Marc Linsky of Estreet Financial Continues


On the other hand, if you buy that same $30,000 car but wait until it’s three years old, it’s only going to cost around $15,000.  When you sell it after using it for three years, you’ll probably get around $10,000 for it.  That’s means you’ve only lost about $5,000, Marc says.

This shows the smarter solution is to buy a car that’s one to three years old, Marc Linsky says.  If you must have that new car smell, even a few months old is better than a new car, he adds.  “Let someone else lose that depreciation that occurs during the first six months,” Marc says, “then you can come in and get a practically brand-new car for thousands less.”  Marc recommends using calculators like Kelley Blue Book’s five year cost to own or Edmunds’s true cost to own to find how much specific models usually depreciate.  Nowadays, you can get a car that’s one year old that looks brand new, he adds.

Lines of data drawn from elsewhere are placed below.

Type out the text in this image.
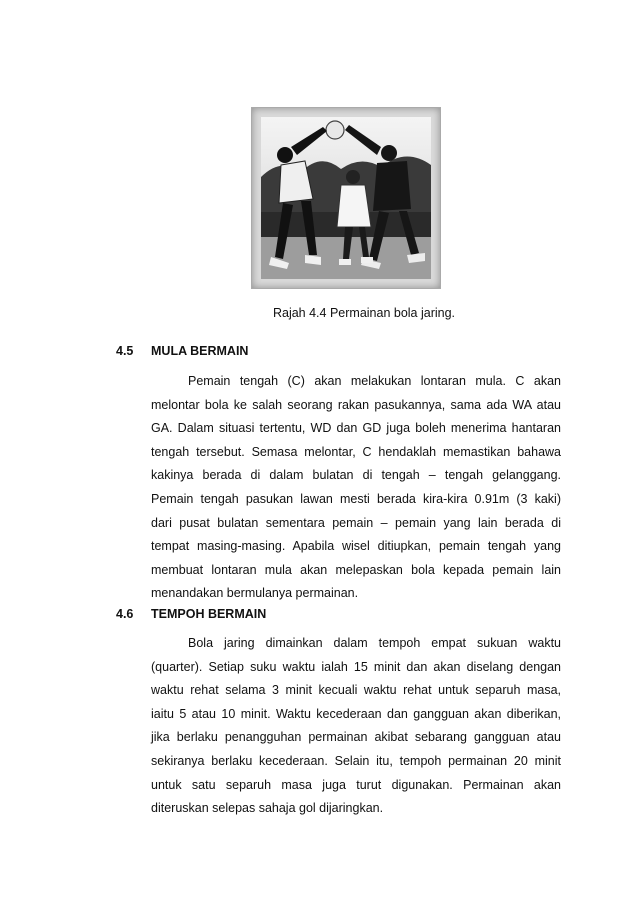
Rajah 4.4 Permainan bola jaring.
4.5 MULA BERMAIN
Pemain tengah (C) akan melakukan lontaran mula. C akan
melontar bola ke salah seorang rakan pasukannya, sama ada WA atau
GA. Dalam situasi tertentu, WD dan GD juga boleh menerima hantaran
tengah tersebut. Semasa melontar, C hendaklah memastikan bahawa
kakinya berada di dalam bulatan di tengah – tengah gelanggang.
Pemain tengah pasukan lawan mesti berada kira-kira 0.91m (3 kaki)
dari pusat bulatan sementara pemain – pemain yang lain berada di
tempat masing-masing. Apabila wisel ditiupkan, pemain tengah yang
membuat lontaran mula akan melepaskan bola kepada pemain lain
menandakan bermulanya permainan.
4.6 TEMPOH BERMAIN
Bola jaring dimainkan dalam tempoh empat sukuan waktu
(quarter). Setiap suku waktu ialah 15 minit dan akan diselang dengan
waktu rehat selama 3 minit kecuali waktu rehat untuk separuh masa,
iaitu 5 atau 10 minit. Waktu kecederaan dan gangguan akan diberikan,
jika berlaku penangguhan permainan akibat sebarang gangguan atau
sekiranya berlaku kecederaan. Selain itu, tempoh permainan 20 minit
untuk satu separuh masa juga turut digunakan. Permainan akan
diteruskan selepas sahaja gol dijaringkan.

“Bottom line,” Marc says, “is I recommend buying nothing newer than one to three years old.  You’ll be able to get the car for about half of the new price.” The average person buys 13 cars over his lifetime, according to the National Automobile Dealers Association, Marc Linsky says, with each costing approximately $30,000.  This means if you buy all your cars at 3 years old, you’ll be literally saving thousands of dollars over your lifetime – thousands that could potentially go into creating your ideal nest egg for retirement. 

About Marc Linksy CFP

Marc Linsky CFP is a certified financial planner and the President of Estreet Financial, a financial investment firm specializing in retirement and financial planning with particular focus on those in the medical professions. He holds the CFP certification, which is recognized as the standard of excellence for the financial planning profession and has been helping people with their financial, retirement, and estate planning since 1986.  Marc holds a bachelor’s degree in Marketing and Economics from Penn State University.   He has been married 33 years to his wife, Molly, and has 3 grown children and 2 grandchildren. Estreet Financial has offices in New Jersey, Florida, and New York.